Most MMX instructions are processed in a single processor cycle. The multiply instructions take three cycles until the result is available, but it can after each cycle a new multiplication be pushed into the pipeline (Pentium MMX to Pentium III).

Instruction set

A total of 24 new commands to deal with the different types of data, resulting in the 57 commands specified by Intel. Of these 24 commands, some only visible differences into account the sign and the Überlaufart, so that in principle leave only 15 basic operations.

Since MMX works with packed data, start most commands - in order to distinguish them from the beginning with F FPU instructions - with a P. MMX commands consist except the leading P option of the letters B, W, D or Q for the data format, a CPU -like command word (such as ADD, or CMP) and signed from S for U.S. or for unsigned saturation mode. So states such as the command PADDSW: P for Packed, ADD for addition, S for signed Saturation mode applied for the date of Words. The MMX instruction set includes instructions for:

  • Arithmetic manipulation of data
  • Logical manipulation of data
  • Data exchange
  • Data Comparison
  • Data conversion
  • MMX status

Detailed questions about the instruction set are the Intel Architecture Software Developer's Manual, Volume 2 - refer instruction set, see the section literature.

Arithmetic instructions

For the addition of the wrap-around fashion, there are three commands ( PADDP, PADDW, PADDD ) for the data types PackedByte, PackedWord, and PackedDoubleWord. In saturation mode commands for the signed ( PADDSB, PADDSW ) and unsigned exist ( PADDSUB, PADDUSW ) Addition of PackedBytes and PackedWords. A command for the addition of double words does not exist. In either mode, no indication of a will over-or underflow of the range, for example by setting flags given.

The commands for subtraction are similar in design to the addition.

In the multiplication is the problem that the results may exceed the size of the register of 64 bits. This has been achieved in that the high-order and low-order portion of the result is stored in two different registers. For multiplication and the use of the low proportion PMULLW is used ( Multiply Packed Word and Store Low) and for the high-order portion PMULHW ( Multiply Packed Word and Store High).

The PMADDWD instruction multiplies the four pairs of 16 -bit words, and added in pairs on the results.

The commands for shift work, with the exception of the non-set in MMX thereby carry flags, analogous to the shift commands the CPU such as SLL, SRL and SRA. They are only on Words, Double Words and Quad Words, but not on bytes applicable. For the logical left shift PSLLW and PSLLD and for the reverse direction PSRLW and PSRLD be applied. For the arithmetic shifting PSRAW and PSRAD are available for the logical shift of Quad Words PSLLQ and PSRLQ.

Logical operations

The bit manipulation instructions are identical to the CPU instructions AND, OR and XOR, only of them is 64 bit, so a Quad Word, edited at a time.
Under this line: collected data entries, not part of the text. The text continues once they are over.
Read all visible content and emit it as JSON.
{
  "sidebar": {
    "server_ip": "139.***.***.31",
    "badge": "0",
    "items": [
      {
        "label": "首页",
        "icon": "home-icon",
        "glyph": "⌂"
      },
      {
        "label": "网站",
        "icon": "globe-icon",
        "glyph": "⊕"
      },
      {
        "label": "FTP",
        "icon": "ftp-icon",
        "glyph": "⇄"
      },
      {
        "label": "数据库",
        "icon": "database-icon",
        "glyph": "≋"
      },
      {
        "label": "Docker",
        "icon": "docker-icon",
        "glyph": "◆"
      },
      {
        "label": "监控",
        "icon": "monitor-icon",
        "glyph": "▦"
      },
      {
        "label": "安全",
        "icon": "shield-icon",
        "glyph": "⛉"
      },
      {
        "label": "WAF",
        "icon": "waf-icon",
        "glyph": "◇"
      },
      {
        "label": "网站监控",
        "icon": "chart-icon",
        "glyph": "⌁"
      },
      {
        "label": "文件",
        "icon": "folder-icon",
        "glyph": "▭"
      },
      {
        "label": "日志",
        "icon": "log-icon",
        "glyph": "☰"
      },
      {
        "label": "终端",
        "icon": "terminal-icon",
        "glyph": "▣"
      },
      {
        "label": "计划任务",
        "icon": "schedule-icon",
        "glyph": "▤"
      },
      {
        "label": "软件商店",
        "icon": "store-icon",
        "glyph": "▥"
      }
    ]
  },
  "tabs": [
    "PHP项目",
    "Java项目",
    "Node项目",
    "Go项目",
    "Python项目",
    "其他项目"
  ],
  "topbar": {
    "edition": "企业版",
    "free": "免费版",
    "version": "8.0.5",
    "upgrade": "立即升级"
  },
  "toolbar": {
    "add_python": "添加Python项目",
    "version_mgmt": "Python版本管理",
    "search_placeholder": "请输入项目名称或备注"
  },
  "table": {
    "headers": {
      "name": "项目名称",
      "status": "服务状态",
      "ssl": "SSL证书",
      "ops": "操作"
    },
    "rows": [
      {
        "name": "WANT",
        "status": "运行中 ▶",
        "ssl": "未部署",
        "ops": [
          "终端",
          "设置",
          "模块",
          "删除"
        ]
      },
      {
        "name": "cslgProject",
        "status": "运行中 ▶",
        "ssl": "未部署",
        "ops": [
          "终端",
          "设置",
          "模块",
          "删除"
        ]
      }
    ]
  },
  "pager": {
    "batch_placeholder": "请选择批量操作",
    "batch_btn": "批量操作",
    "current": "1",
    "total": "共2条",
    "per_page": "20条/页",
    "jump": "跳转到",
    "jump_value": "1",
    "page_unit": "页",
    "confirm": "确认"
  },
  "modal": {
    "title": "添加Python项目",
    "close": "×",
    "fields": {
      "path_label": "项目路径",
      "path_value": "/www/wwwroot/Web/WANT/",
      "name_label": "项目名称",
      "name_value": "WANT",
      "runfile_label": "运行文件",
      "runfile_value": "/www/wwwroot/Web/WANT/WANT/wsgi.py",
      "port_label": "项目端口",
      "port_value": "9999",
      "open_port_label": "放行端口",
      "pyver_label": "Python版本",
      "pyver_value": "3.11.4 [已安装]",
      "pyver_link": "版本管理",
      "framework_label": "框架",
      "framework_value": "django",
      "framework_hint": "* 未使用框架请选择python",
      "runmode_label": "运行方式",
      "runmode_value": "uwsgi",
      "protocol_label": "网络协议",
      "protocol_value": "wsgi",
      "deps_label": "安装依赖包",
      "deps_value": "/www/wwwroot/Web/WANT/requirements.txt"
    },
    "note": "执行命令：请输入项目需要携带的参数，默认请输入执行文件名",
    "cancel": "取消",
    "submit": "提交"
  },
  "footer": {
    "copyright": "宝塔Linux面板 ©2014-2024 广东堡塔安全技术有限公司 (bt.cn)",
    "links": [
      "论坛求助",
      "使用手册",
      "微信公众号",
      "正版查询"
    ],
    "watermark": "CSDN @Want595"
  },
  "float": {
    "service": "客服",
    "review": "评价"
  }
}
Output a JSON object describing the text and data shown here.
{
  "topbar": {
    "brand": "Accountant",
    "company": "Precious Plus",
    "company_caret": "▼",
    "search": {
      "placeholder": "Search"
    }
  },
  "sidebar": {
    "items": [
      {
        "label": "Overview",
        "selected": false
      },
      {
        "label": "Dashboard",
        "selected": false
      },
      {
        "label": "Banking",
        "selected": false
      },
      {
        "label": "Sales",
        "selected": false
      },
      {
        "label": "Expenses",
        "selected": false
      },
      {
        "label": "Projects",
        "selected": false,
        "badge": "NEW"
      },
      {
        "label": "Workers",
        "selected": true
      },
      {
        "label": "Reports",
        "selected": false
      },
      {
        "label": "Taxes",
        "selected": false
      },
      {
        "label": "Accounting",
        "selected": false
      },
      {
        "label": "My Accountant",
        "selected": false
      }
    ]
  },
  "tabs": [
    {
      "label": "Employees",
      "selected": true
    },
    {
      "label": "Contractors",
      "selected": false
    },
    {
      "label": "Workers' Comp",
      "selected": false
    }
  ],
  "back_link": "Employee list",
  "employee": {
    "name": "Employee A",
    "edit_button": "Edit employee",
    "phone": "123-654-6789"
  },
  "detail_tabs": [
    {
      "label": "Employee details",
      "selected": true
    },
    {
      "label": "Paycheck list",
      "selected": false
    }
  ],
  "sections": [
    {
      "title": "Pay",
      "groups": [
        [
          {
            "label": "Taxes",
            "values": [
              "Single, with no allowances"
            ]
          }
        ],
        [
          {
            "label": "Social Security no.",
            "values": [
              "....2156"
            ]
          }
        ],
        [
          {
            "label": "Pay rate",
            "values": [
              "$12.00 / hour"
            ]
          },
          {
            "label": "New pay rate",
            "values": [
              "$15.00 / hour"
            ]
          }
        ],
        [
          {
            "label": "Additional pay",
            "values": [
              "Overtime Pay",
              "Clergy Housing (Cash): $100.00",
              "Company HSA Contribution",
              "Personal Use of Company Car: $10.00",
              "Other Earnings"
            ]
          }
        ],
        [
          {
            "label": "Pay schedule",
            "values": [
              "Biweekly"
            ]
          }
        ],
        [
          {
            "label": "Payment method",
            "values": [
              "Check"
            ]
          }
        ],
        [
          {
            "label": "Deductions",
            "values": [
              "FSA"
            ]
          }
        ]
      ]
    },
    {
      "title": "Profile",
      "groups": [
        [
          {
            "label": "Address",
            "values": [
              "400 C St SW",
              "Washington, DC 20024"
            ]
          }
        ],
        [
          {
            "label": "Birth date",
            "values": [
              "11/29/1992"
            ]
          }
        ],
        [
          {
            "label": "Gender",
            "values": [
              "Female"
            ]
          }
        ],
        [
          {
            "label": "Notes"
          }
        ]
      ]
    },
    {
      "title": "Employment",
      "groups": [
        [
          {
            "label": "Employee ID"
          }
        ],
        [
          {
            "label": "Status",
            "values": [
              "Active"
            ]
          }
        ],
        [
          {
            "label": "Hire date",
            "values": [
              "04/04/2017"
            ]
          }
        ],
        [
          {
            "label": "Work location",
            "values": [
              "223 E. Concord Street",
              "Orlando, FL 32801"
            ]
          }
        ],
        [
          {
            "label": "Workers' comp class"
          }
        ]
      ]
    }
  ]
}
An MMX equivalent of the CPU instruction NOT does not exist. The only MMX instruction without correspondence in the CPU instruction set is PANDN, which is a negation of the first operand followed by ANDing with the second operand in the following form: x = y AND ( NOT x )

Data exchange

These exist analogous to the CPU instruction MOV the two commands MOVD and MOVQ for double words and Quad Words. Due to the computer architecture - that is, the different size of 64 -bit MMX registers, 32 -bit general-purpose registers and the 32- bit address bus - are subject to both commands certain restrictions on the allowed operands.

MOVD can not be used to exchange data between two MMX registers, since there are only 64- bit data for MMX registers. Thus, it allows only the exchange between a MMX registers and 32 - bit general purpose registers and memory locations in both directions. The possible configurations are the following:

MOVD MMX, MEM32 MOVD MEM32, MMX MOVD MMX, Reg32 MOVD Reg32, MMX In this case, only the lower bits 0 to 31 of the affected MMX register. When moving data from an MMX register so only those bits are used. When moving data in the MMX registers the higher proportion (bits 32 to 64 ) is deleted, ie set to zero.

MOVQ allows a bidirectional data exchange between all 64-bit MMX registers and memory locations. Data exchange with the 32 -bit general-purpose registers is not provided. The possible forms are thus:

MOVQ MMX, MMX MOVQ MMX, Mem64 MOVQ Mem64, MMX data Comparison

The MMX instructions for data comparison are less flexible and more powerful than the corresponding CPU and FPU instructions. It is only intended to test both operands for equality or to examine whether the value in the first operand is greater than the second. Both comparisons are available for the three formats byte, word and double word. Thus, the following commands are built: PCMPEQB, PCMPEQW, PCMPEQD, PCMPGTB, PCMPGTW and PCMPGTD (EQ stands each for equal, GT for Greater). As the first operand only one MMX registers, as the second one MMX register or a 64 -bit memory location is allowed.

A major difference to the CPU and FPU is the way in which the result of the comparison is passed. It is not (eg in the status register of the FPU) indicated by setting flags or set individual bits, but in the first operand - stored - ie a MMX register. Performs the comparison to a true result, there is the hexadecimal value FF and FFFF or FFFFFFFF is entered. Zeros are inserted in the other case. A comparison of two double-words for equality by PCMPEQD MMx mmy could be in his sequence therefore expressed as follows:

IF MMx [ 31 .00 ]> mmy [ 31 .00 ] THEN MMx [ 31 .00 ]: = $ FFFFFFFF                                  ELSE MMx [ 31 .00 ]: = $ 00 million;   IF MMx [ 63 .32 ]> mmy [ 63 .32 ] THEN MMx [ 63 .32 ]: = $ FFFFFFFF                                  ELSE MMx [ 63 .32 ]: = $ 00 million; data conversion

MMX instructions allow you to convert a date to a smaller or larger, with a conversion to a smaller data format of course always has a loss of data.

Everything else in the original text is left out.